Dasient, which compiled the data from its proprietary malware analysis tool that gathers information on malware attacks on Websites, says the fourth-quarter 2009 numbers are actually a slight decline from the third quarter, when it found more than 640,000 infected Websites and 5.8 million infected Web pages.
The decline, in part, could have to do with smarter, more sophisticated attacks: Infections of newly compromised Websites of 10 or more pages on average hit about 24 percent of the pages on those sites, a jump of 19 percent from Q3. The infections basically spread to more pages on each site in the fourth quarter, according to Dasient's report.
Another indication that attackers are launching stealthier and more efficient attacks is in the number of programs used in the attacks. "We uncovered evidence of attackers getting more sophisticated and stealthy with their Web-based malware attacks," says Neil Daswani, one of Dasient's co-founders. The average number of programs loaded onto a victim's machine from an infected Website was 2.8, while two years ago attackers would typically send a dozen or more malicious programs onto these machines, he says.
"With a large number of programs, the attack can become more noticeable," he says. "That said, attackers have optimized their attacks and made them more efficient such that, per our data, only two to three programs come down to make the attack less noticeable and more targeted."
That would mean a downloader and maybe one or two pieces of malware, according to the report.

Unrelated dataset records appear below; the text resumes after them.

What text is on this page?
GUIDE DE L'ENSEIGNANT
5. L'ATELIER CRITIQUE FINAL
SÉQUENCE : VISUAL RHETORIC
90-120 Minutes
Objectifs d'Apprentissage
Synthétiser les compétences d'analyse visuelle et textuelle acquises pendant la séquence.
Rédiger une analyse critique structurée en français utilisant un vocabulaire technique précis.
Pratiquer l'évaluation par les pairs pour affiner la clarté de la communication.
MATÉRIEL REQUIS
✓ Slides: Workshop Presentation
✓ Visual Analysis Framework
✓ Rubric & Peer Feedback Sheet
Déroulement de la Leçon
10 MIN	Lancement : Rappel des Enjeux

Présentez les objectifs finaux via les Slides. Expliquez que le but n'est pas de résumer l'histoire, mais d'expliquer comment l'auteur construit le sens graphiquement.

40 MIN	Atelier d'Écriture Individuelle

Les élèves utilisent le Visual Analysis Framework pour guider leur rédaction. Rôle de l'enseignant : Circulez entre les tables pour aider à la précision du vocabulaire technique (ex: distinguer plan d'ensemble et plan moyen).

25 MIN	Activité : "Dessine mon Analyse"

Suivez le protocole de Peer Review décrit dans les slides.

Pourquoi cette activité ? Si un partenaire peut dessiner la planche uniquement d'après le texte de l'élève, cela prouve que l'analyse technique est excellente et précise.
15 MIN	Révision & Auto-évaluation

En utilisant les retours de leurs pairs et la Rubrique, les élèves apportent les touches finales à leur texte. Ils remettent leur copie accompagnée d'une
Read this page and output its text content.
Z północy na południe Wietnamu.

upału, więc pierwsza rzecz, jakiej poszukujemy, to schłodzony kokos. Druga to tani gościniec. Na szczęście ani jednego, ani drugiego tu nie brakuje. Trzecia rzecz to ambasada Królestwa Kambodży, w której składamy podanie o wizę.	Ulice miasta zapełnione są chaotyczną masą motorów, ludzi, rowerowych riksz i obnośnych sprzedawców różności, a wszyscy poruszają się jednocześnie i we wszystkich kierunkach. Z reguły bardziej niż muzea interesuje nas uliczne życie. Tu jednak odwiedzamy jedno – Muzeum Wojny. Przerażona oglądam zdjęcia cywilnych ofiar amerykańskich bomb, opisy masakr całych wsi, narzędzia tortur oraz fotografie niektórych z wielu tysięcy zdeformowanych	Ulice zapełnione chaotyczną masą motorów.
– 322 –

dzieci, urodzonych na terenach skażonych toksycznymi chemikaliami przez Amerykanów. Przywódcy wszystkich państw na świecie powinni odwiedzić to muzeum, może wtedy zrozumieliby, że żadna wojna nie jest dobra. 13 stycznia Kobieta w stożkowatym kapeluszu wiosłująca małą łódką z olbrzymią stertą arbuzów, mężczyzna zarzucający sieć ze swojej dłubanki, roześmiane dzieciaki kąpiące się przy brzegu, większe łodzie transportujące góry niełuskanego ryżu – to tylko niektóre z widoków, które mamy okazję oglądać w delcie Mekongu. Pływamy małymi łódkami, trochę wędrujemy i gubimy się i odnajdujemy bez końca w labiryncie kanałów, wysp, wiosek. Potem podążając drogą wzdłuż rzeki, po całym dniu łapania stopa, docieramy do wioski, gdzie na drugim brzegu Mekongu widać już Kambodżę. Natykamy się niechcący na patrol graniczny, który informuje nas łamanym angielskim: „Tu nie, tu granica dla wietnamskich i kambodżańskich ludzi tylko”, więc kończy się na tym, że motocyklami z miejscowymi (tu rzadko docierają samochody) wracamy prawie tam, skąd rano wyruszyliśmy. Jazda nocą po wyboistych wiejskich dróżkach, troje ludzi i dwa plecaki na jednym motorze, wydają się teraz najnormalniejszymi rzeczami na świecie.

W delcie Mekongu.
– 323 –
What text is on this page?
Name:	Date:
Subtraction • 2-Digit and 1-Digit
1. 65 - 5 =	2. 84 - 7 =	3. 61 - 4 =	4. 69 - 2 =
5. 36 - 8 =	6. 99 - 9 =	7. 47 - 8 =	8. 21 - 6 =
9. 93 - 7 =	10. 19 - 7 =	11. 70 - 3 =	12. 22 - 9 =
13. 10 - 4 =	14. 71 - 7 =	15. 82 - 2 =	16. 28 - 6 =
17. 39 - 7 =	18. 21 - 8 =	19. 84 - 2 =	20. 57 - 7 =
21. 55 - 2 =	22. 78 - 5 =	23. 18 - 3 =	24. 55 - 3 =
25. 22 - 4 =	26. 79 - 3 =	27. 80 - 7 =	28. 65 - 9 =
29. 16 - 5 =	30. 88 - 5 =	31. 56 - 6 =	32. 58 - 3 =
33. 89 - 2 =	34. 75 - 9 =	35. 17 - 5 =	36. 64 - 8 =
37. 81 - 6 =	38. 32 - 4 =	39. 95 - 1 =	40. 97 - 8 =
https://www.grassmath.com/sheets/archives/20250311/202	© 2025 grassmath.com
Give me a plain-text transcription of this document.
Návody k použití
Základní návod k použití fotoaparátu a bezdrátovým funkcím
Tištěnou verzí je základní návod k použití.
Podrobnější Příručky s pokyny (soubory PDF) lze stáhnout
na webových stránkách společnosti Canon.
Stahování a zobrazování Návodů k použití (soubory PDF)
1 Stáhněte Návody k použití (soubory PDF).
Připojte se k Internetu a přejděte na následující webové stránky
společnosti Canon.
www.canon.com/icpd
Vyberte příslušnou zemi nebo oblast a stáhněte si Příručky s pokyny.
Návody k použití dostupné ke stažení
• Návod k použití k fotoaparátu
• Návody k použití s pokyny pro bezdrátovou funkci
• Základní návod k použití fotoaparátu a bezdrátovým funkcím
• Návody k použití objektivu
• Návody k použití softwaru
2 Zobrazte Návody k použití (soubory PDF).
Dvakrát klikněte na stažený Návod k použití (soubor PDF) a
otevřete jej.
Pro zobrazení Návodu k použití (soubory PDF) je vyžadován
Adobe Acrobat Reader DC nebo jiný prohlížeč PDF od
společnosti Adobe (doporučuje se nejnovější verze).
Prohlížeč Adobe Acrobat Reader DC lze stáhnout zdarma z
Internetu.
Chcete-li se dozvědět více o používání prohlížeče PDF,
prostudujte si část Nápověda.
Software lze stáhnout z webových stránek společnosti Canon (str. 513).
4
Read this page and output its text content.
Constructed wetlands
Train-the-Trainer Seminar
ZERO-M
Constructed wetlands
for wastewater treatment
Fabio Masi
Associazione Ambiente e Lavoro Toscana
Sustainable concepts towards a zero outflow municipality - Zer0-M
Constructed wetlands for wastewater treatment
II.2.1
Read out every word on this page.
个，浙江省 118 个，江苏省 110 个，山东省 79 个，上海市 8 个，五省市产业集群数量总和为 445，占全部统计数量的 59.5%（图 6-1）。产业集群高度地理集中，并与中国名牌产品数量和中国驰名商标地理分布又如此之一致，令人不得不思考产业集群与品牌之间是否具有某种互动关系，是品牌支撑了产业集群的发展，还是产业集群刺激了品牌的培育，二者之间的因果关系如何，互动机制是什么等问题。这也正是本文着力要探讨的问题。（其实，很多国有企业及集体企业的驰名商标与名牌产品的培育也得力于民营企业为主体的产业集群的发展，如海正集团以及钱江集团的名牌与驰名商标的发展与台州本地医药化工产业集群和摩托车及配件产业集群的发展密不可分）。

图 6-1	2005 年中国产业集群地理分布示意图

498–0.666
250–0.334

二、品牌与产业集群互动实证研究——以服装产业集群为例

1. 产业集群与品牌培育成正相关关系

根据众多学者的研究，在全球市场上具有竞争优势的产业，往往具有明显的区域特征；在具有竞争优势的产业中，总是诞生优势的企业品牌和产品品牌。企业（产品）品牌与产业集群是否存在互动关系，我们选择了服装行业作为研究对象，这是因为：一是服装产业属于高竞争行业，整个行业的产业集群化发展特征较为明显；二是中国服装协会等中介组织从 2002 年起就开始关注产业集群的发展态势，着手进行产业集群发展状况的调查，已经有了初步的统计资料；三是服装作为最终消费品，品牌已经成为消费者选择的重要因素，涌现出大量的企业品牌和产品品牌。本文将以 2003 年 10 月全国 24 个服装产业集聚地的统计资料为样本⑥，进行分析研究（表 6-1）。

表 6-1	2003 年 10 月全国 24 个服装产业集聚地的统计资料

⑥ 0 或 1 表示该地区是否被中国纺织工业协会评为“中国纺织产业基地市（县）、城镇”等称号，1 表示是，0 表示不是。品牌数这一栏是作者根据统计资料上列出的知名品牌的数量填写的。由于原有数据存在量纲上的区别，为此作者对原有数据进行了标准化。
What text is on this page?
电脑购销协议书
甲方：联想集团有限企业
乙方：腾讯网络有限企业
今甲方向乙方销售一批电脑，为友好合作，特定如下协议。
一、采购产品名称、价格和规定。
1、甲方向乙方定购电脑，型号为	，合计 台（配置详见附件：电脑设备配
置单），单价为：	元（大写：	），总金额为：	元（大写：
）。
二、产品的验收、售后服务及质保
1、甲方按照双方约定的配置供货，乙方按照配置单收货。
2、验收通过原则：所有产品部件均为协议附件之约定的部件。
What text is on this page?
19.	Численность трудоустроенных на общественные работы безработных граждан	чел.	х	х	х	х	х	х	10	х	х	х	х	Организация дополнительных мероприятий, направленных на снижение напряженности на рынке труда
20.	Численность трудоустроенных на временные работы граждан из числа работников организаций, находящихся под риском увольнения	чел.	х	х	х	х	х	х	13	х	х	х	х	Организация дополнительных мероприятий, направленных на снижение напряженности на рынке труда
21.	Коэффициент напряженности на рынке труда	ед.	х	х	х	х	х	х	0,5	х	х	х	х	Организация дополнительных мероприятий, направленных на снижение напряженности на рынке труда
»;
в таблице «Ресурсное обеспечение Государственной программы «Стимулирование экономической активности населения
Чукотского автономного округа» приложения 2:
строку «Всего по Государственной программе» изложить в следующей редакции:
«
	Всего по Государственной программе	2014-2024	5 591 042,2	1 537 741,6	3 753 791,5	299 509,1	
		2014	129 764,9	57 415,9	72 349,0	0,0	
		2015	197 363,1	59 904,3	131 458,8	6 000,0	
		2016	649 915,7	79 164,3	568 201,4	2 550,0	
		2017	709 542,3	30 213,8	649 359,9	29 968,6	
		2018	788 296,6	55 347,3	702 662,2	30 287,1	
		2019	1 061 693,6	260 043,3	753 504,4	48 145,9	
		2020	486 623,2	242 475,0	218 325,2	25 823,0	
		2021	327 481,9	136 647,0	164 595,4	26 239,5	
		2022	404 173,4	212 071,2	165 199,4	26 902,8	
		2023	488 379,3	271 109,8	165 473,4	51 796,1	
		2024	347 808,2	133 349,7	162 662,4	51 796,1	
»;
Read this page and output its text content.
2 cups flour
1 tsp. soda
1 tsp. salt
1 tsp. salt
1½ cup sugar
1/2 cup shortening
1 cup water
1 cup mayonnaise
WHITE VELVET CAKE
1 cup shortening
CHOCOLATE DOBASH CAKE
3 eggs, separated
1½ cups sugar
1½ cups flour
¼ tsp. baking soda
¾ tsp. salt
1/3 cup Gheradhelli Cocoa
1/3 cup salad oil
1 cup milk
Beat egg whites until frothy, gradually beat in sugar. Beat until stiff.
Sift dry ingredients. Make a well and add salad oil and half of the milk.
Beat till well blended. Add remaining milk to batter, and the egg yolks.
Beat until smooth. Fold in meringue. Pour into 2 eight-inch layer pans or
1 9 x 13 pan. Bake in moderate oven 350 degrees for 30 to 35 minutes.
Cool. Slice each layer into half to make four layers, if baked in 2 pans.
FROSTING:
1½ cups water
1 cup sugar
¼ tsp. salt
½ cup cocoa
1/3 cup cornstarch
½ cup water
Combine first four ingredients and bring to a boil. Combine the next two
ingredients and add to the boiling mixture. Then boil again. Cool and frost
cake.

Daswani says another surprising finding was that static Web pages represented a large chunk of the infected Web pages -- 40 percent -- while dynamic Web applications and pages accounted for 55 percent of the infected URLs. "[That] means that static Web pages getting infected are quite significant -- more than one might expect," he says. "As things like stolen FTP credentials and malvertising can be used to infect both static and dynamic pages, an approach in which Webmasters defend only their dynamic pages is likely to fall short and potentially result in infections." The rate of Websites getting reinfected within three months was 42 percent in the fourth quarter, compared with 39 percent in the third quarter, according to Dasient's findings.